Looking at the early fall, there is still too much uncertainty to reasonably expect rates to spike. But if the rate of inflation starts to look like it is more than just temporary and the economy really starts to take off, then the Federal Reserve will likely take action. In that scenario, we could see rates start to rise.
2021 Mortgage Rate Predictions
Rates have stabilized after a period of fluctuation in the first few months of the year. It is expected that they will remain relatively stable in the coming weeks but may start trending upward toward the end of the year.
The economy still has a bumpy road to returning to its pre-pandemic level. So if we experience and mortgage rate increases this year, they will likely happen slowly over time.
How to Get the Lowest Mortgage Rate
Your credit score, and loan-to-value ratio (LTV), and are the most important factors lenders use to decide your interest rate.
Having a credit score of 750 or above will help you get the best rate.

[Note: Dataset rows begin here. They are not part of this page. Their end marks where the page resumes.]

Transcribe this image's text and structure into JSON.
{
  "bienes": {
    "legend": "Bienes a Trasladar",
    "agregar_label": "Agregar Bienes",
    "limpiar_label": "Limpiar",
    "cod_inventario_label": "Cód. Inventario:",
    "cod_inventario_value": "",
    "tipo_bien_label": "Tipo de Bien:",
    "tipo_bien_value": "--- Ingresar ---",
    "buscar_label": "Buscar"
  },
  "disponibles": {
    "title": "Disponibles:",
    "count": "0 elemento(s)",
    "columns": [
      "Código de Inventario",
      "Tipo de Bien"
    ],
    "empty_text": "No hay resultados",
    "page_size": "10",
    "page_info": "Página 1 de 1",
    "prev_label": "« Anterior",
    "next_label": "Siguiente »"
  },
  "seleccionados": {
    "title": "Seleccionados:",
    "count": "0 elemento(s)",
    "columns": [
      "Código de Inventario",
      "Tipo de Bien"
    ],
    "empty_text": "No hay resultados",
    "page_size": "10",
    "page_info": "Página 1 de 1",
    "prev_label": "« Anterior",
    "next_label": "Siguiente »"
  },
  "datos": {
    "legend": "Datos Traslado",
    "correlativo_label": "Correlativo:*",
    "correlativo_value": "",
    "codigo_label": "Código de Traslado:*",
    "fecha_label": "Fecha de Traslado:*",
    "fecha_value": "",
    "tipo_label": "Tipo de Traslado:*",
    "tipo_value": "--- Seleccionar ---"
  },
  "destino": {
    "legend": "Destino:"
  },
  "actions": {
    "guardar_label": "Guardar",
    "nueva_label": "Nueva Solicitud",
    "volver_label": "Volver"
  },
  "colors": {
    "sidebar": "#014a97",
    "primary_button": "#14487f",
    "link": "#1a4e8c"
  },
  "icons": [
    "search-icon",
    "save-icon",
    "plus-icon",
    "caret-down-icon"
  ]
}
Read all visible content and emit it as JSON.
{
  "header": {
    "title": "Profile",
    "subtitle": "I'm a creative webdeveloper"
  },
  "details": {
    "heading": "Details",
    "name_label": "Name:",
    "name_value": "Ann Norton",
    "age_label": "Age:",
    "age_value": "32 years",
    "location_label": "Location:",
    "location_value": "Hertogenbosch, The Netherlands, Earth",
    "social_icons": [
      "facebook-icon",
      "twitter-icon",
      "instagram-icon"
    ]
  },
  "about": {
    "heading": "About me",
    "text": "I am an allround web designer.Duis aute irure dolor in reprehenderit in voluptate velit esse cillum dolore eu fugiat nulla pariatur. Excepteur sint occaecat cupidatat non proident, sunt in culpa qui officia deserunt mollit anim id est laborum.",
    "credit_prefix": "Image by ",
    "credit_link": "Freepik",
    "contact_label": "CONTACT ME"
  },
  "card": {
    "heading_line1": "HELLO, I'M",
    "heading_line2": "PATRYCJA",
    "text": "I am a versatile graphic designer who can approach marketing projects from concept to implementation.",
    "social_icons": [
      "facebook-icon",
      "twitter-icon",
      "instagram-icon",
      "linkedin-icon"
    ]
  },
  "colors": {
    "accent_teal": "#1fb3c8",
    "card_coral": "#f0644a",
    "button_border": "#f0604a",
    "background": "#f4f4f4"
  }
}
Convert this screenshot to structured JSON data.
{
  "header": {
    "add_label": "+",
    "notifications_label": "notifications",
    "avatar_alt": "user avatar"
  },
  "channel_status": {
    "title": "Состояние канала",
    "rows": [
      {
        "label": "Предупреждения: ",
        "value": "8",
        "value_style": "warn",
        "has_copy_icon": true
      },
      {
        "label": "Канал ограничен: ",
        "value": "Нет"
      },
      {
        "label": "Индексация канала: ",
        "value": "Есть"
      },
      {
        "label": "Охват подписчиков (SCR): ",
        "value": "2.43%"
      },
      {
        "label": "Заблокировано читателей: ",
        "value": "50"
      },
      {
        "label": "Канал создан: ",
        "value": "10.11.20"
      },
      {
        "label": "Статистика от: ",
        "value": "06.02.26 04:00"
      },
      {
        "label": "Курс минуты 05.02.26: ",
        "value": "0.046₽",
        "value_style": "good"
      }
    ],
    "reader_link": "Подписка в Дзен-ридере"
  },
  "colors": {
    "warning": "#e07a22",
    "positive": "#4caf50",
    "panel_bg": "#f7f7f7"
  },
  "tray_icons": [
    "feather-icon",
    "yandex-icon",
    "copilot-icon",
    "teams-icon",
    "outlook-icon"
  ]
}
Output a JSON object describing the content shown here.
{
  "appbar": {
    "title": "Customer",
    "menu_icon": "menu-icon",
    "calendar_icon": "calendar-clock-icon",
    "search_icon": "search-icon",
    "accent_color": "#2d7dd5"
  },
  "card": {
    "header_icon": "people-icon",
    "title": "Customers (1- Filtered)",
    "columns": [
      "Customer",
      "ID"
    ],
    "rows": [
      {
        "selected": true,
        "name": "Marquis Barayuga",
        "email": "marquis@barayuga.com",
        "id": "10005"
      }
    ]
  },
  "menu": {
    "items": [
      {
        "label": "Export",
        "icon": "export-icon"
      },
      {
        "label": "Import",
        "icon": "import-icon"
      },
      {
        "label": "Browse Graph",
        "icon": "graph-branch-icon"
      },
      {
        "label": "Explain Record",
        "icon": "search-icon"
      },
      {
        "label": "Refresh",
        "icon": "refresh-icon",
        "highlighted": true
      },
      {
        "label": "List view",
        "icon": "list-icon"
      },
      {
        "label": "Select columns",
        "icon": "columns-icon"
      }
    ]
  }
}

However, even a score of over 700 can get you a decent rate reduction compared to a lower credit score. For a credit score over 800, the interest rate discount won’t be meaningful.
Mortgage providers provide the biggest mortgage rate discounts to home buyers that are seen as less risky. A hefty down payment is a sign to lenders that you have more skin in the game and are less likely to stop making payments. A down payment of 20% or more will save you money in two ways: with a more favorable mortgage rate, and you’ll be able to avoid paying for private mortgage insurance (PMI).